As ações permitem algumas constatações: 1. as prisões foram feitas por agentes de corporações policiais diferentes daquelas de seus alvos (Polícia Civil prendeu PM; PF investiga Civil); 2. o volume de drogas envolvido demonstra, mais uma vez, que o tráfico não chegaria ao atual patamar sem uma azeitada máquina de corrupção que envolve agentes do Estado — não apenas policiais.

Seria irresponsável e injusto atribuir às instituições policiais o rótulo de cúmplices do crime; mas não dá pra tratar tantos casos como fatos isolados.
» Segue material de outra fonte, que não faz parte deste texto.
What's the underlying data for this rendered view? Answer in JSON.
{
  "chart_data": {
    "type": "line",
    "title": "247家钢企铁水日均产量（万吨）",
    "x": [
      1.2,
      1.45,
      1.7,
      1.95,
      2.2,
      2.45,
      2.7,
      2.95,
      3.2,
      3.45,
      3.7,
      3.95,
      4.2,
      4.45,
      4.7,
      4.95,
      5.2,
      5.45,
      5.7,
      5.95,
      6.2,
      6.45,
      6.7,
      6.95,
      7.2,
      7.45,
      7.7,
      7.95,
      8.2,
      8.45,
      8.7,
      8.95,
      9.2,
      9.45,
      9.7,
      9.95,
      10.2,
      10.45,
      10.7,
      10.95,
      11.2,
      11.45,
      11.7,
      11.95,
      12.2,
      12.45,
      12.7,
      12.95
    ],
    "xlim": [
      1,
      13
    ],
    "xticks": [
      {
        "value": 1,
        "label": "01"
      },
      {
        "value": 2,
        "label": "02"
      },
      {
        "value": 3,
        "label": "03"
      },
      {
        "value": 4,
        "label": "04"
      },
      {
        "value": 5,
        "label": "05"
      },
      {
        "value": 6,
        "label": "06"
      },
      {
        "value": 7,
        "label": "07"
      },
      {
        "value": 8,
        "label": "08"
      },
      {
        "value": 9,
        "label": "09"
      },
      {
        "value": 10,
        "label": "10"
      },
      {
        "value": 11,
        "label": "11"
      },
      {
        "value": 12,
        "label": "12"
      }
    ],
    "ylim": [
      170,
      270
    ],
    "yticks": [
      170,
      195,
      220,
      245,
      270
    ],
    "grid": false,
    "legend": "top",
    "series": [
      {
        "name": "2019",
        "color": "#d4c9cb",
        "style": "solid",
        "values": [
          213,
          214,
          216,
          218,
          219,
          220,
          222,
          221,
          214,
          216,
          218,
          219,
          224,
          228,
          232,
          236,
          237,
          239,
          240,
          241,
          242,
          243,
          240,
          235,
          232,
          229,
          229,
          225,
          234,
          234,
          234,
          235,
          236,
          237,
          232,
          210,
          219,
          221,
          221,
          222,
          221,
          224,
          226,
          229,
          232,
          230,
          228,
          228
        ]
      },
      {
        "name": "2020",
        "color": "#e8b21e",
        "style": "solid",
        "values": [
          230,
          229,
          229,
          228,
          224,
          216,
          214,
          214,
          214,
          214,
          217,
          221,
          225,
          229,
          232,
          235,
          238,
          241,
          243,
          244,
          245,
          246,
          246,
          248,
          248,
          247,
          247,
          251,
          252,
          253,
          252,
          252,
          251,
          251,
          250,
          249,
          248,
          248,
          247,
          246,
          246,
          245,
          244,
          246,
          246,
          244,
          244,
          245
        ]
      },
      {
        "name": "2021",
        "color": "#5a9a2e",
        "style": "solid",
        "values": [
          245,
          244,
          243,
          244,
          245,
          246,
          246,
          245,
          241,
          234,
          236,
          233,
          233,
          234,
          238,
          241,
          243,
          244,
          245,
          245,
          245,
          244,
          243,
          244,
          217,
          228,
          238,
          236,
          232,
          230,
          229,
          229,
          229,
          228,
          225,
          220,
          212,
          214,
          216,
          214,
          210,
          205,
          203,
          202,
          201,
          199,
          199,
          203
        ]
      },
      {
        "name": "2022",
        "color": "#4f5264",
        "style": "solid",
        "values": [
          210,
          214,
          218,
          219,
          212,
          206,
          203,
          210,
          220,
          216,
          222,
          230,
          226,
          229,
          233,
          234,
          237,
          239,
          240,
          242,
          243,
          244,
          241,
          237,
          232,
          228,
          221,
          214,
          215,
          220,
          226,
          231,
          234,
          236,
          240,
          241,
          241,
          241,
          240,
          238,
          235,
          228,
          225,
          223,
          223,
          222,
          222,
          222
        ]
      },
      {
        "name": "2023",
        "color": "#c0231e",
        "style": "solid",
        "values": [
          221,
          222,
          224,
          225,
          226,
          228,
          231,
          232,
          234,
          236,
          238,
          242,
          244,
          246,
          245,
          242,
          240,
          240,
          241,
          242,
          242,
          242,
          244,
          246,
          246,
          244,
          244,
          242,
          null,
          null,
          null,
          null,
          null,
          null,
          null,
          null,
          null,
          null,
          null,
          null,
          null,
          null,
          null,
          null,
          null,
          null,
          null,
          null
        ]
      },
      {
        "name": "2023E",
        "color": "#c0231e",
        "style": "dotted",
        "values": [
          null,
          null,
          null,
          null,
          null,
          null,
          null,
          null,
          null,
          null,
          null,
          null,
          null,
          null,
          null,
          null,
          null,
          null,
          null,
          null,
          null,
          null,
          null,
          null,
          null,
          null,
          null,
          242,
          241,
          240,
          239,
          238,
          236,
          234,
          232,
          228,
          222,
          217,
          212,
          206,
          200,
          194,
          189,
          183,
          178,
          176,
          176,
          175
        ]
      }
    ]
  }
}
A maioria que defende uma política de intolerância total ao uso drogas age de forma bem-intencionada. Mas, na prática, colabora para a manutenção e crescimento da indústria do crime alimentada pela proibição (os mafiosos lucraram muito com a Lei Seca americana, a proibição de bebidas alcoólicas entre 1920 e 1933). 

A legislação também é cruel com jovens negros e pobres presos  com pequena quantidade de drogas — na maior parte das vezes, desarmados — e que acabam marcados como traficantes. A cor da pele e a condição social são decisivas para que quem alguém flagrado com drogas seja classificado de consumidor ou de criminoso.

Não seria simples descriminalizar drogas, mas o Brasil não pode continuar ignorar experiências internacionais (Portugal, Canadá, Estados Unidos, Uruguai) que apontam para caminhos possíveis. A menos, evidentemente, que setores do mesmo Estado que defendem a situação atual se beneficiem da indústria da droga ilegal. Como em outros casos, vale repetir: a quem interessa o crime?